她初來王家便喊的王嬸,那是她還不知道自己姓什麽,便只能這麽喊,定然是因為今日聽了花影喊周嬸,這才改了口。

夜裏用飯時,周英素尋思後還是說了這事。

“孩他爹,我跟謝三嬸問了那事,說是能辦,”周英素觀測著王林的反應,“鐵柱得空同我一起去見見,昂?”

王林停筷,“娘,什麽事?”

李慕婉也聽著,沒插話。

“你今年也十八了,謝三嬸說了房姑娘,讓你跟人相識相識,若是相得中,今年就娶回來。”周英素想著兒子成家便滿目春風。

李慕婉夾菜的筷子稍頓,有些茫然,很快又消散了。

王林話語堅決:“娘,兒子如今還沒這個心思,回謝了吧,免得耽誤人家姑娘。”

“家成立業嘛。”王天水也順著是,“你無需顧及太多,娶親了也能考功名。”

王林孝順,不想駁父母好意,低頭沒再說話。

之後扒了兩口飯便離席了。

夜色正好,王家村舍的燈火星星點點,王林坐在樹枝上望著黑夜,只能看見高懸的星輝,時有田間蟲叫蟬鳴,攪亂思緒,不知在想什麽。

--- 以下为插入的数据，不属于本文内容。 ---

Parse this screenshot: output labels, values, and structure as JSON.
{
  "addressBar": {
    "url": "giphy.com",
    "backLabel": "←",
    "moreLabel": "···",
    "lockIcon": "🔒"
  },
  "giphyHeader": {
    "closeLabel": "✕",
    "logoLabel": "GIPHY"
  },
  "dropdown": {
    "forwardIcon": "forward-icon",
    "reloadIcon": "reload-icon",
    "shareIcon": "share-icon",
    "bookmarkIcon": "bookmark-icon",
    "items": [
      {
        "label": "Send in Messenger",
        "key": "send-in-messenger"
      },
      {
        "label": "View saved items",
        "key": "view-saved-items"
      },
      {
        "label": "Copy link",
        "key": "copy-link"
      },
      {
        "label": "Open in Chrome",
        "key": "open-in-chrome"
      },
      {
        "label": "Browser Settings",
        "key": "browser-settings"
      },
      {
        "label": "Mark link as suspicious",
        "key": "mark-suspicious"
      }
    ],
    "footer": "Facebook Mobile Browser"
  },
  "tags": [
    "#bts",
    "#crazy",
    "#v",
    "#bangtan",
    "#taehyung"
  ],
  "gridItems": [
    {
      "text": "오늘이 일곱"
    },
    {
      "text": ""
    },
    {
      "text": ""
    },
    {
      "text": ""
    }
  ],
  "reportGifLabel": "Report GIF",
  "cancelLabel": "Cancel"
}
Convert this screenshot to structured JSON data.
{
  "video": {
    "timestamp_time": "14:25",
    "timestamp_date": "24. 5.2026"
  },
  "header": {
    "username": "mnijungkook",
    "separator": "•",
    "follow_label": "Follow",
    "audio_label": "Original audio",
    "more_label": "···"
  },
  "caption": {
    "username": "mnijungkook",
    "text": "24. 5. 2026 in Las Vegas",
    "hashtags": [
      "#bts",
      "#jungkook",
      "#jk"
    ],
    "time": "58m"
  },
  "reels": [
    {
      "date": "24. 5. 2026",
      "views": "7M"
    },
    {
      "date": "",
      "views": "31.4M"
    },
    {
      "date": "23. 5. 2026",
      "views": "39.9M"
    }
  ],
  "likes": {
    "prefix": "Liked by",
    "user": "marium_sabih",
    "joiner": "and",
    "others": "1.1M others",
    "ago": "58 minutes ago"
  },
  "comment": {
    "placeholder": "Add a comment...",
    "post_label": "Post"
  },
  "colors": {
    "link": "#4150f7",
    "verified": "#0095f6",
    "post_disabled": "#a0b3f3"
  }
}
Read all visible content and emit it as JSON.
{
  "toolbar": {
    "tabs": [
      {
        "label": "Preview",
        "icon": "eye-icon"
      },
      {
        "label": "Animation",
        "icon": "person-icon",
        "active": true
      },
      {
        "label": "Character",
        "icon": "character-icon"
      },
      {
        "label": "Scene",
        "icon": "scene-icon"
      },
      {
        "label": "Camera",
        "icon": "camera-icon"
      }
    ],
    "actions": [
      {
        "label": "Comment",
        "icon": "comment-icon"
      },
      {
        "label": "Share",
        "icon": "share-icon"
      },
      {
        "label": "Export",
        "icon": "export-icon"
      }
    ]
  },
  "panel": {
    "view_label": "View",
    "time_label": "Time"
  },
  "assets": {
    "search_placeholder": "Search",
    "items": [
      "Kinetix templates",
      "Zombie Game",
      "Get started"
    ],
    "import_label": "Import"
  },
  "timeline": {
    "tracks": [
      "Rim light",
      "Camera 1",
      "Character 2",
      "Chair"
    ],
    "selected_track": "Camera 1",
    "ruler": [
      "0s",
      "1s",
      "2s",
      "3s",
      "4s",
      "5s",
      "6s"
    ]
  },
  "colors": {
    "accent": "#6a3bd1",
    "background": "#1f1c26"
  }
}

李慕婉消食在小院外遛彎,走著走著便遠了。王林望著小徑的人影漫步,踢著石子沈思,也不看路。

“撲通”一聲,前方的池子濺起水花,驚著垂首的李慕婉,李慕婉尋著頭頂動靜,隱約有個人影,黑暗裏看不清,她防備後退幾步。

“誰?”

王林一躍而下,定定立在她跟前,發帶因風動而起,神色在月色下顯得格外清朗,嗓音冷淡:“走路看路。”

“義兄?”李慕婉手輕放紅唇,反而松下口氣。

“不知道前邊有個池塘?”王林鼻梁高挺,月光照著反射光亮,鷹眸散著淡淡涼意,冷道:“夜黑風高的,掉進去了可無人能救你。”

他步子逼近,李慕婉受著壓迫感,悻悻後退,溫吞說:“義兄沒,沒在房裏溫書?”

星光漫在露霧裏,李慕婉聞著一股淡淡的皂角香,頎長身影倍感壓迫,面頰也漸起了紅暈,“何時,何時也出來的?”

“爹娘要我考取功名,我便一心溫書鉆習,爹娘要我成家,自是父母之命媒妁之言,怎麽?我出來賞月透氣也需同你說嗎?”王林步步緊逼,眸子卻是藏了一抹少年難見的逗趣,只是夜色遮住了,李慕婉看不見,也不敢看他。

被逼退的人只能抵在樹上,無路可退。

“婉兒,婉兒不是這個意思……”

王林繞過她,走出幾步:“夜裏村子路不好走,別走太遠。”

說罷回了竹林小院。

獨留李慕婉沐著夜風,池子裏的泥腥味伴在風裏,讓人不適。